Hong Kong’s tender for a rare land site on The Peak receives ‘unenthusiastic’ response of just five bids
A luxury residential site on The Peak received just five bids from property developers, reflecting a cooling appetite for risk as market sentiment continues to soften amid the worsening US-China trade war, rising financing costs and a sharp decline in the stock market, according to one expert.
Thomas Lam, executive director of Knight Frank, said the large scale of the site, and the funds required to adequately develop it, combined with the availability of other upcoming tenders, were among the reasons only a handful of bids were received despite the rarity of the land.
“The response was not enthusiastic because of the scale of development and the cost,” he said. “Headwinds such as the US-China trade war and the vacancy tax, which will increase holding costs, are also in play.”
The Lands Department said the five bids were received by the noon deadline on Friday.
Four of the bids were submitted by major Hong Kong developers, including Sun Hung Kai Properties, Henderson Land Development, CK Asset Holdings and K Wah International. One of the bids represented a consortium consisting of New World Development, Nan Fung Development, Chinachem Group, China Overseas Land & Investment and Wharf (Holdings).
Lam said property developers had alternative options among upcoming land tenders, including the second phase of Ho Man Tin Station and Kai Tak, the site of the former airport.

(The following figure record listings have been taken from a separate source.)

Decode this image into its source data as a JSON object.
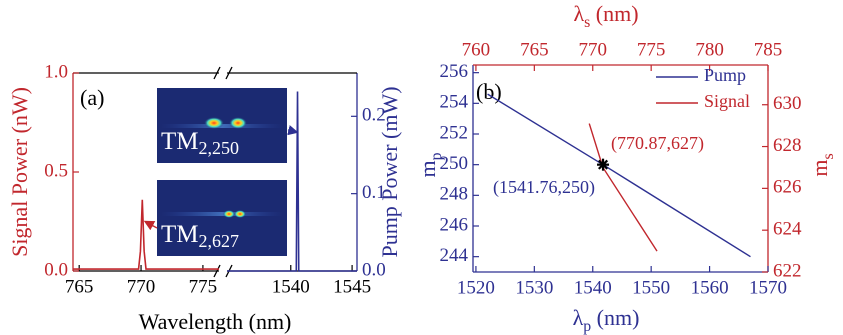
{
  "chart_data": [
    {
      "type": "line",
      "panel_label": "(a)",
      "xlabel": "Wavelength (nm)",
      "ylabel": "Signal Power (nW)",
      "y2label": "Pump Power (mW)",
      "x_segments": [
        {
          "xlim": [
            764.5,
            776.3
          ],
          "xticks": [
            765,
            770,
            775
          ]
        },
        {
          "xlim": [
            1534.8,
            1545.4
          ],
          "xticks": [
            1540,
            1545
          ]
        }
      ],
      "ylim": [
        0,
        1
      ],
      "yticks": [
        {
          "value": 0,
          "label": "0.0"
        },
        {
          "value": 0.5,
          "label": "0.5"
        },
        {
          "value": 1,
          "label": "1.0"
        }
      ],
      "y2lim": [
        0,
        0.256
      ],
      "y2ticks": [
        {
          "value": 0,
          "label": "0.0"
        },
        {
          "value": 0.1,
          "label": "0.1"
        },
        {
          "value": 0.2,
          "label": "0.2"
        }
      ],
      "series": [
        {
          "color": "#c1272d",
          "segment": 0,
          "x": [
            764.5,
            769.8,
            769.95,
            770.1,
            770.25,
            770.4,
            776.3
          ],
          "values": [
            0.01,
            0.01,
            0.1,
            0.36,
            0.1,
            0.01,
            0.01
          ]
        },
        {
          "color": "#2e3192",
          "segment": 1,
          "axis": "y2",
          "x": [
            1534.8,
            1540.45,
            1540.55,
            1540.65,
            1545.4
          ],
          "values": [
            0,
            0,
            0.232,
            0,
            0
          ]
        }
      ],
      "insets": [
        {
          "main": "TM",
          "sub": "2,250"
        },
        {
          "main": "TM",
          "sub": "2,627"
        }
      ]
    },
    {
      "type": "line",
      "panel_label": "(b)",
      "xlabel": {
        "main": "λ",
        "sub": "p",
        "rest": " (nm)"
      },
      "x2label": {
        "main": "λ",
        "sub": "s",
        "rest": " (nm)"
      },
      "ylabel": {
        "main": "m",
        "sub": "p"
      },
      "y2label": {
        "main": "m",
        "sub": "s"
      },
      "xlim": [
        1519.5,
        1570
      ],
      "xticks": [
        1520,
        1530,
        1540,
        1550,
        1560,
        1570
      ],
      "x2lim": [
        759.75,
        785
      ],
      "x2ticks": [
        760,
        765,
        770,
        775,
        780,
        785
      ],
      "ylim": [
        243,
        256.5
      ],
      "yticks": [
        244,
        246,
        248,
        250,
        252,
        254,
        256
      ],
      "y2lim": [
        622,
        631.9
      ],
      "y2ticks": [
        622,
        624,
        626,
        628,
        630
      ],
      "legend": "upper right",
      "series": [
        {
          "name": "Pump",
          "color": "#2e3192",
          "x": [
            1522,
            1541.76,
            1567
          ],
          "values": [
            254.6,
            250,
            244
          ]
        },
        {
          "name": "Signal",
          "color": "#c1272d",
          "axis": "y2",
          "xaxis": "x2",
          "x": [
            769.7,
            770.87,
            775.5
          ],
          "values": [
            629.1,
            627,
            623
          ]
        }
      ],
      "crossing": {
        "x": 1541.76,
        "y": 250
      },
      "annotations": [
        {
          "text": "(770.87,627)",
          "color": "#c1272d"
        },
        {
          "text": "(1541.76,250)",
          "color": "#2e3192"
        }
      ]
    }
  ]
}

Capital controls imposed by Beijing to stem the outflow of yuan were believed to be a factor in deterring bids by mainland developers, according to Knight Frank.
“We are now seeing more partnerships being forged between Chinese mainland firms based in Hong Kong and Hong Kong local investors,” according to the consultancy.
The land parcel, located at 2, 4, 5, 8, 9 and 11 on Mansfield Road, represents the first time in eight years that the government has offered a site for tender on The Peak.
With gross floor area of up to 400,430 sq ft, the land is estimated to fetch up to HK$40 billion (US$5.1 billion), or HK$120,00 per sq ft.
The six residential towers on the site, now vacant, will be demolished as part of the redevelopment for luxury housing.
The completed flats are expected to fetch up to HK$200,000 per sq ft, while townhouses on the site will go for around HK$250,000 per sq ft, according to Colliers International.
“It is rare to see such a large piece of land in the area. The environment and view of the project is also good,” said Quinly Wan, director of Hong Kong properties development and leasing at K Wah. “Our company is optimistic on the luxury housing market. If we get the land, we will build large homes.”
Sun Hung Kai Properties prevailed in another lacklustre tender for a plot of residential land at Kai Tak, paying a record HK$25.16 billion (US$3.2 billion) for the city’s most expensive land parcel in Hong Kong in May.
In May last year, Henderson Land paid HK$23.28 billion (US$3 billion) for the government-owned Murray Road commercial plot in Central.